George Jones

No. 43, 22
- Position: Running back

Personal information
- Born: December 31, 1973 (age 52) Greenville, South Carolina, U.S.
- Listed height: 5 ft 9 in (1.75 m)
- Listed weight: 204 lb (93 kg)

Career information
- High school: Eastside (Taylors, South Carolina)
- College: San Diego State
- NFL draft: 1997: 5th round, 154th overall pick

Career history
- Pittsburgh Steelers (1997); Jacksonville Jaguars (1998); Cleveland Browns (1999); Winnipeg Blue Bombers (2000);

Awards and highlights
- WAC Offensive Player of the Year (1995);

Career NFL statistics
- Rushing yards: 371
- Rushing average: 3.1
- Receptions: 17
- Receiving yards: 105
- Total touchdowns: 2
- Stats at Pro Football Reference

= George Jones (American football) =

American football player (born 1973)

George Dee Jones (born December 31, 1973) is an American former professional football player who was a running back in the National Football League (NFL).
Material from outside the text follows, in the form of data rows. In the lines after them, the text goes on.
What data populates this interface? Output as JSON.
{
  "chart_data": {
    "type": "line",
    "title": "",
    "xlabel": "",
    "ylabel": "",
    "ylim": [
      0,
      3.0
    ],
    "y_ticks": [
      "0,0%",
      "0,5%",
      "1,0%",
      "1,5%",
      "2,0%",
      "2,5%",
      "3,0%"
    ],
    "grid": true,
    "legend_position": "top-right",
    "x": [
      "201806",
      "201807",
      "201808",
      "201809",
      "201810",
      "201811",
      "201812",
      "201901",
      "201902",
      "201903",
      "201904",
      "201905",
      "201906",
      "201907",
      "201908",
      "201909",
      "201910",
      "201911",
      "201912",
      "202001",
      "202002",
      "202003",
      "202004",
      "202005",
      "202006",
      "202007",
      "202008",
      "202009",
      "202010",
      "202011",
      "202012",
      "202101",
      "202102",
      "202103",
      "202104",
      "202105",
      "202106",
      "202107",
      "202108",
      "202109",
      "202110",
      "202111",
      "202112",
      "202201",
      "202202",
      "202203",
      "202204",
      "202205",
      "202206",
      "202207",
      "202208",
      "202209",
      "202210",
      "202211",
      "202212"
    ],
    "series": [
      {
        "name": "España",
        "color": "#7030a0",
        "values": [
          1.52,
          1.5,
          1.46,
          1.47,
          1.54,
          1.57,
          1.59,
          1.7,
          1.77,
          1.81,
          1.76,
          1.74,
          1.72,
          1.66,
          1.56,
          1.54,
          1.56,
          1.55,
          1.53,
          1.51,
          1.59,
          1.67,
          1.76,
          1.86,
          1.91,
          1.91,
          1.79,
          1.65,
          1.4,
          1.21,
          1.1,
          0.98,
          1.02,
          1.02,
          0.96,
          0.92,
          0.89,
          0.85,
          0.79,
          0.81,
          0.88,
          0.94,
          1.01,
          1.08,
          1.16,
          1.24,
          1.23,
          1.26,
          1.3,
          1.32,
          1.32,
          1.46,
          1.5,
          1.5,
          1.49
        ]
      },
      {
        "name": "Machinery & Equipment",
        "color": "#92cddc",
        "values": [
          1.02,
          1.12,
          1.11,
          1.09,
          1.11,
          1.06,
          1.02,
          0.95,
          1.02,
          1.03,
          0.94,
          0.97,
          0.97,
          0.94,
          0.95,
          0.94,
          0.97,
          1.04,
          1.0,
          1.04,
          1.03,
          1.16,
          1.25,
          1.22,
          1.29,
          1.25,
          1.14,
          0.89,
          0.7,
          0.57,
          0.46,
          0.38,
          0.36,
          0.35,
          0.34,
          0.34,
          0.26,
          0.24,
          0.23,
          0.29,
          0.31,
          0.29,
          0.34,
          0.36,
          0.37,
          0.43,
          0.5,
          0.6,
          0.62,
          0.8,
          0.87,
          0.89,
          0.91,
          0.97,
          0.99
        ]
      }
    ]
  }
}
He played college football for the San Diego State Aztecs, earning second-team All-American honors in 1995. He is currently Co-Hosting a show called “Football, Fatherhood, & Life”, with Troy Geary and founder of The Present Dad Foundation.

Despite having a stellar college career at San Diego State, where Jones broke many of Marshall Faulk's rushing records, his pro career was shorten by injuries. He was selected in the fifth round of the 1997 NFL draft. He made his NFL debut during the 1997 season with the Pittsburgh Steelers, serving as a halfback for most of the season while Tim Lester was on injured reserve. The following season, he was released by the Steelers and moved on to the Jacksonville Jaguars before finishing his career with the expansion Cleveland Browns in 1999.

Before he joined the NFL, he bought a car, and then his parents bought him a plane ticket to Bakersfield, California to which he flew from Greenville, South Carolina.

==Post-NFL career==

Since his retirement from NFL in 1999 he had 3 children, one of which is with Down syndrome. The older one is eight years of and receives coaching in American football from George Jones himself. In an interview with PGH Sports Daily he said that "[NFL] was the greatest thing that ever happened to me". He also started a podcast with his Co-Host, Troy Geary called, “Football, Fatherhood, & Life”. They talk to former NFL players and celebrities about the three pillars of their shows’ name. His son’s names are GJ, Max, and Cooper.